Lahiri is opgegroeid in een plaatsje in Rhode Island en woont nu in New York. In een interview zegt ze dat het altijd moeilijk voor haar is geweest dat ze zich meer thuisvoelde in haar omgeving dan haar ouders. Hoewel het woord “integratie” bij mijn weten niet in haar werk voorkomt, is integratie met alles wat daarbij komt kijken misschien toch wel haar belangrijkste onderwerp. Tegelijkertijd wil ze dit onderwerp op een universeler plan brengen: wie heeft zich nooit ergens een outsider gevoeld?

In De naamgenoot staan twee generaties “nieuwkomers” tegenover elkaar. In 1967 voegt de 18-jarige Ashima zich bij haar kersverse echtgenoot Ashoke in Cambridge/Boston. Hun huwelijk was door de ouders geregeld. Toen Ashima haar toekomstige man voor het eerst zag, introduceerde diens vader hem met de woorden : “Hij is in Boston gepromoveerd op een proefschrift over vezeloptiek.” Ashima wist niet waar Boston lag en van vezeloptiek had ze evenmin ooit gehoord.

In 1968 wordt hun zoon geboren en om hem voelt Ashima zich gedwongen zich onder de mensen te begeven, wat ze dan ook plichtsgetrouw doet. Ashoke maakt carrière, hij wordt universitair docent en een gewaardeerd medewerker. Het gezin leeft in een zekere welstand. Hun vrienden zijn echter allen van Bengaalse afkomst, Ashima kookt elke dag Indiaas, ze draagt sari’s en ze heeft een stip op haar voorhoofd.

Hun huwelijk is gearrangeerd, maar – en daar legt Lahiri ook in ander werk de nadruk op- dat betekent niet dat zo’n huwelijk per se ongelukkig moet zijn. Als Ashima vijftig is en ze, nu haar echtgenoot is overleden, besloten heeft 6 maanden van het jaar in India en 6 maanden in Amerika te wonen, vraagt ze zich niet langer af ” hoe het geweest zou zijn om eerst verliefd te worden in plaats van na jaren, om maanden of jaren te hebben voor een beslissing in plaats van een middag, de tijd waarin zij en Ashoke besloten met elkaar te trouwen.”

De hoofdpersoon in De naamgenoot is hun zoon, Gogol. Hij lijkt zich, als jongeman, prima aan te passen aan de Amerikaanse leefstijl. Hij doet dit echter door met de rug naar zijn afkomst en zijn ouderlijk milieu te gaan staan. Ze kunnen geen belangrijke rol meer spelen in zijn leven.
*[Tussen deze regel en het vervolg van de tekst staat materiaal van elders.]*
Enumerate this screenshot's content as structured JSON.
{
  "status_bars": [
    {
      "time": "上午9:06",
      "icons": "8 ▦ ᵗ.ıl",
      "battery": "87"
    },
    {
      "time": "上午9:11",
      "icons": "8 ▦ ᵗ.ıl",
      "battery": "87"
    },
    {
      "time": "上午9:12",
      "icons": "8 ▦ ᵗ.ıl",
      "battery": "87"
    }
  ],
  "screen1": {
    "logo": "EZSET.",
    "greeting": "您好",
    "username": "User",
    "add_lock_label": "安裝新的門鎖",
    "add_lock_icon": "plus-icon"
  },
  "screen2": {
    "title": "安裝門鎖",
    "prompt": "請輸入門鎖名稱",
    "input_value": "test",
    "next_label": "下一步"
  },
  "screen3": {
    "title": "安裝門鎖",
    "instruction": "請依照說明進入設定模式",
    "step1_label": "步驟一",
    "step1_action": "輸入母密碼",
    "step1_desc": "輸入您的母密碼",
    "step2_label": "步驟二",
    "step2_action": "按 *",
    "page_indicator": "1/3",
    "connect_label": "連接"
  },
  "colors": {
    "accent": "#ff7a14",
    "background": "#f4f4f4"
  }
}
Voor het zover is moet hij zich echter bevrijden en dat doet hij symbolisch door zijn gehate naam af te leggen en een nieuwe aan te nemen.

Toen hij tien was, realiseerde hij zich dat hij de enige was die Gogol heette. Later wordt het hem duidelijk dat het ook nog een achternaam is. Hoe kun je ooit een afspraak maken met een meisje, als je zo’n naam hebt! Op de middelbare school komt hij er tijdens de literatuurlessen achter wat een zonderling de Russische schrijver Gogol was. Hij weigert het als huiswerk opgegeven verhaal De mantel te lezen: te veel eerbetoon voor zijn naamgenoot! Hoe hebben zijn ouders hem kunnen vernoemen naar zo’n vreemde, labiele figuur, die zijn leven lang ongelukkig is geweest? “Je vergeet te vermelden dat hij ook een genie was,” zegt zijn vader. Zijn ouders stribbelen echter niet tegen als hij zijn naam officieel wil laten veranderen als hij achttien is. “In Amerika is alles mogelijk. Ga je gang maar.” Zijn zusje neemt het hem wel kwalijk en niet alleen voor haar zal hij altijd Gogol blijven.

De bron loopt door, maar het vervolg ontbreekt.